Rates are lower in Taiwan because it was basically a third world country living under military dictatorship 40 years ago where a ruling class was an invading military force that took land by force and then stumbled upon incredible profits by turning Taiwan into the chip manufacturing hub for the world. The amount of wealth flowing into Taiwan is astonishing but it's mostly captured by a small subset of chip industry founders, mostly all older than 50, and most of whom have some familial connection to the KMT that let them get government protection as well as having the capital to set up things like foundries. The little these companies pay out to their workers is recaptured by the same class, who own something like 80% of the land in Taiwan, in the form of rent or selling property at outrageously inflated rates.
So, wealth has clumped, and so has power, and so when google sets up an office in Taipei, they find out that engineers there get paid 30k to do a job an sf engineer would do for 120k, so they pay 30k. Or maybe 35 to get the really really good ones. Hell that might be why Google showed up at all.
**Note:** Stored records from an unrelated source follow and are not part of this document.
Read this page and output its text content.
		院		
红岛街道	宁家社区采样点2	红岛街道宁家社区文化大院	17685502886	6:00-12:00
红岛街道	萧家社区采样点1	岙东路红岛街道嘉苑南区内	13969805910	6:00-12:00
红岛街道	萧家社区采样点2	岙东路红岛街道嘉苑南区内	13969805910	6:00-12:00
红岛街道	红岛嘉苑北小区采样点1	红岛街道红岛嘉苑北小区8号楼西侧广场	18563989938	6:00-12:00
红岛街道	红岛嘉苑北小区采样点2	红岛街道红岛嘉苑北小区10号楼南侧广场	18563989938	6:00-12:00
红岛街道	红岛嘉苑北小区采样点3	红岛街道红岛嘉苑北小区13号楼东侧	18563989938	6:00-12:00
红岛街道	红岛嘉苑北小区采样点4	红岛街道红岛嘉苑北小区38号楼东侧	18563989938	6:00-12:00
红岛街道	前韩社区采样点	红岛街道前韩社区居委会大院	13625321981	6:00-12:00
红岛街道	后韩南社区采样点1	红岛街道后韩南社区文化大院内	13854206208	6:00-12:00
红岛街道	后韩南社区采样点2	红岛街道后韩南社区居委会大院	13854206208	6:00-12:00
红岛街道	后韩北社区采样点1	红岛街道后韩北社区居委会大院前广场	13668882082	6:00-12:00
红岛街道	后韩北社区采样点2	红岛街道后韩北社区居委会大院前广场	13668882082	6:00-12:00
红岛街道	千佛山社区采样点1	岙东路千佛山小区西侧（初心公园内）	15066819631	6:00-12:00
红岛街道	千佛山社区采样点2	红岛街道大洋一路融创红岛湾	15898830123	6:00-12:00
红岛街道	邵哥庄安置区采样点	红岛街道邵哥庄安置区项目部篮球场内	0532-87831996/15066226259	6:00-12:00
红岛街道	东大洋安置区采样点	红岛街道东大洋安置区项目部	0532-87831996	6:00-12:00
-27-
One final aspect: Google can take advantage of geographic arbitrage, but an individual taiwanese engineer can't, because things like borders, visas, cost of moving, mental toll of leaving behind home, and familial responsibilities don't exist for Google, but they do for the Taiwanese engineer.
> An optimization coming from an engineer in Taiwan saves you the same money as if it comes from an engineer in SF but the SF engineer gets 8x the reward for doing the work.
An underappreciated difference is that it's hard to schedule meetings between people in SF and Taiwan, because of time zones.
I know some of them do this, but ours doesn't. There is a once yearly self-review, and as far as I can tell it has literally no impact on your actual performance review and compensation, which are basically entirely up to your manager's observations of you.
So it is important to keep your manager informally up to date on what you're doing, at least during the weeks they're thinking about performance.